More trends can be identified in other areas of development. In the area of language, both spoken and written, commercial actors are developing platforms and services at an unprecedented speed. Translation tools such as dictionaries (e.g., dict.leo.org), or translation machines like Google Translate or Deepl have become common tools for citizens as well as researchers. Spoken language tools and voice translations are developing at a similar pace, already offering or poised to offer spoken interpretation and translation services for many languages.

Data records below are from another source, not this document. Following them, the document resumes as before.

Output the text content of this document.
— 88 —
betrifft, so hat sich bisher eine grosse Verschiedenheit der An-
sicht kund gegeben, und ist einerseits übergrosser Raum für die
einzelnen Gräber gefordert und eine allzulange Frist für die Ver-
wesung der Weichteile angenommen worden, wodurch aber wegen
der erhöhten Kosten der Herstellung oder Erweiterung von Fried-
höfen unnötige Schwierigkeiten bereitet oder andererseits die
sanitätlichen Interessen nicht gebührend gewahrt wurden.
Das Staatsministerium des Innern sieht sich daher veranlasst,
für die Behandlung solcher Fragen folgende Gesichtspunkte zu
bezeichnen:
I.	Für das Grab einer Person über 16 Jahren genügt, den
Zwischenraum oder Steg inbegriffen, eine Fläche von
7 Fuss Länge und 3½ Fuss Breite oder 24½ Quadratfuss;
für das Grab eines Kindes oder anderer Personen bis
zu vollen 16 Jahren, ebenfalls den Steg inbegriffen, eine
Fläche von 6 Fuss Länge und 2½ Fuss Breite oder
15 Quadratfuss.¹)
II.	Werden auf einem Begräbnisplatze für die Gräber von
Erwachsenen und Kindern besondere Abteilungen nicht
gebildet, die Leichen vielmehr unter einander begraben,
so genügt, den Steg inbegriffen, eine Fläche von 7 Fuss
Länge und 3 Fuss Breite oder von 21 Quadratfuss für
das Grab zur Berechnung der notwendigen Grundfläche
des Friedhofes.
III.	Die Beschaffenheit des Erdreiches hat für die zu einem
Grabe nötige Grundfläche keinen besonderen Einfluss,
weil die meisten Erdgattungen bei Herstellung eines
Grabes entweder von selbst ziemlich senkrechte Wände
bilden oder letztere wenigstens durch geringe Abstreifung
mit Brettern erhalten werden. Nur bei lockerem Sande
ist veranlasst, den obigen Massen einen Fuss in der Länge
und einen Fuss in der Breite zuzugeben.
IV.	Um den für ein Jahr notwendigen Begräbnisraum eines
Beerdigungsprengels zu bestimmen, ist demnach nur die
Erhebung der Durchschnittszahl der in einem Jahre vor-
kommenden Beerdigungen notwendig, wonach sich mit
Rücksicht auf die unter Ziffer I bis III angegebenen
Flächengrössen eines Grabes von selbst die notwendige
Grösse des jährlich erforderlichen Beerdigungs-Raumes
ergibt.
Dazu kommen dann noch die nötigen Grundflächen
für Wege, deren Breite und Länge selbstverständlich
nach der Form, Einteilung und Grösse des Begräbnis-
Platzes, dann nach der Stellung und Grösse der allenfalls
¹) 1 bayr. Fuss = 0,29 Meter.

The interest of creating new infrastructures or extending the scope of existing ones lies in the fact that infrastructures, which could be created out of the Europe wide collection of smaller facilities, can easily become ‘greater than the sum of the parts’ for researchers if brought together under the coordination of a RI. For example, the number and spread of 'behavioural labs' (rather than living labs) which exist across Europe, if coordinated under a RI, could provide a significant resource to European Social and Behavioural Sciences. Research subject availability, research subject diversity, and ethics standards are all critical in appropriate subject sampling for research design innovation; at present, these and other resources remain fragmented. Structural support of such ‘core facilities’ could provide a significant boost to their sustainability.

Social and behavioural sciences miss a single point of observation about emerging large consortia and initiatives. They also miss a representation within the EIROforum, EIROforum 
https://www.eiroforum.org/about-eiroforum/
an entity that plays a crucial role in simplifying and facilitating interactions with the European Commission, the organs of the European Union, national governments, industry and so on. 

All RIs in this domain offer critical services but with different characteristics. A concentrated effort should be made to see whether services can be 'unified' at least up to a certain extent, or whether connectedness in this respect can be achieved between certain RIs. It should be noted that some efforts are being tested in this regard. 

An emerging generation of RIs is the one which combines physical labs with data analysis of tangible outputs; an exemplary case being E-RIHS.